When the voxel hull meshes are constructed, Eldritch queries the singular probe on the front face of each voxel and lights the voxel by baking that light value into the mesh’s vertex color. Using only the local light value produces discontinuities between voxels, causing the “blocky” effect indicated in the image above. (The most recent update to Eldritch adds light smoothing from NEON STRUCT as described below, but the blockiness was present in all prior versions.)
Objects are also lit using the voxel light grid, but in a different manner because the lighting cannot be baked into the vertex stream. Each tick, the renderer looks up the light probe nearest to each object’s centroid and passes its values to the pixel shader. After transformation, the mesh is lit by multiplying the components of its per-pixel normal by the corresponding values in the light probe, like so:
float4 LightProbe[6]; // X+/-, Y+/-, Z+/-
float4 GetLight( float3 InNormal )
{
float3 NormalSq = InNormal * InNormal;
int3 IsNeg = InNormal < 0.0f;
return
NormalSq.x * LightProbe[IsNeg.x] +
NormalSq.y * LightProbe[IsNeg.y + 2] +
NormalSq.z * LightProbe[IsNeg.z + 4];
}
This produces soft per-pixel lighting which roughly approximates the directions of incoming light.

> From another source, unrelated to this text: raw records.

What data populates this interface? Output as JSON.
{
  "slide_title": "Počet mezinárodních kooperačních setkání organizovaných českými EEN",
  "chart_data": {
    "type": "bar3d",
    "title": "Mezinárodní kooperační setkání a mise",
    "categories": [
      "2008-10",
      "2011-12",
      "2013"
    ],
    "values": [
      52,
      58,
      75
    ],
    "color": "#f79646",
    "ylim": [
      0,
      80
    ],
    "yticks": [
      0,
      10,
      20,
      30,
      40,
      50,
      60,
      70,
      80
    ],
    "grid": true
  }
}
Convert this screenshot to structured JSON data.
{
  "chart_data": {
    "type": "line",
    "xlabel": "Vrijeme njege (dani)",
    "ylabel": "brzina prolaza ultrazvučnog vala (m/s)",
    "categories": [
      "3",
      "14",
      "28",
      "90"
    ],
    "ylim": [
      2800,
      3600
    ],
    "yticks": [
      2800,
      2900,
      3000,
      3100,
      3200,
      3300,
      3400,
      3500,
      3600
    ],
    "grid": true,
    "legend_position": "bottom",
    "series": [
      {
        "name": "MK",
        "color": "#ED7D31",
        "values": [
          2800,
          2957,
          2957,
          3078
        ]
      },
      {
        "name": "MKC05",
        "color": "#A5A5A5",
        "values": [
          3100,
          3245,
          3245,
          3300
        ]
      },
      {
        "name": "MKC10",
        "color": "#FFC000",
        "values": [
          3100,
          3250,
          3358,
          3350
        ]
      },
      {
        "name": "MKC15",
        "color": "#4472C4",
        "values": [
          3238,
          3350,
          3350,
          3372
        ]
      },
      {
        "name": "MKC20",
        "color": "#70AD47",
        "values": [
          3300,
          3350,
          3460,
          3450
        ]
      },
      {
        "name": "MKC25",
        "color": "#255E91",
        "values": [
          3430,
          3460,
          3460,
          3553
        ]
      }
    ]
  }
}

NEON STRUCT builds upon Eldritch‘s lighting system, with a few important changes. The two most apparent differences are smooth world lighting (no more blocky discontinuities between voxels) and cel shading on objects.
Smoothed world lighting is simple in theory: just blend the light values between each voxel. In practice, it was somewhat trickier than I expected. Each corner of a voxel’s face is lit by the local light probe and the three probes adjacent to that corner, but only if the adjacent voxels are non-solid. If an adjacent voxel contains geometry, it needs to be ignored in the smoothing operation or else it will darken the voxel’s face in an undesired way. (Voxel lighting in both games already has an ambient occlusion factor to darken concave edges and corners.)
Object lighting in NEON STRUCT is similar to that in Eldritch, but the shader is modified to produce a pseudo cel shaded effect. Unlike typical cel shading, in which the color is quantized to produce discontinuities, I chose to quantize the direction of the per-pixel normal to the cardinal axes. This produces discontinuities in color even when the colors in each direction are relatively similar, so objects in low light scenes will retain some definition and not be completely flattened out.
float4 LightProbe[6]; // X+/-, Y+/-, Z+/-
float4 GetCelLight( float3 InNormal )
{
float3 NormalSq = InNormal * InNormal;
int3 IsNeg = InNormal < 0.0f;
int UseX = NormalSq.x >= NormalSq.y && NormalSq.x >= NormalSq.z;
int UseY = ( 1 - UseX ) * ( NormalSq.y >= NormalSq.z );
int UseZ = 1 - ( UseX + UseY );
return
UseX * LightCube[IsNeg.x] +
UseY * LightCube[IsNeg.y + 2] +
UseZ * LightCube[IsNeg.z + 4];
}
The less visible changes since Eldritch include significant optimizations for adding/removing/changing lights, as described in a couple of previous posts. Furthermore, the flat array of lighting data (which was over 6MB for Eldritch‘s small levels) needed to be converted into a sparse array for NEON STRUCT‘s larger levels. Now, any voxel which is lit only by the ambient term does not store a light probe.
And while it’s not strictly part of the lighting system, the addition of bloom in post processing contributes a lot to the apparent brightness of the scene. Post process effects could be the subject of a future post, but in brief, NEON STRUCT‘s post chain starts with chromatic aberration (RGB separation), adds bloom, subtracts film grain noise, and finally applies color grading.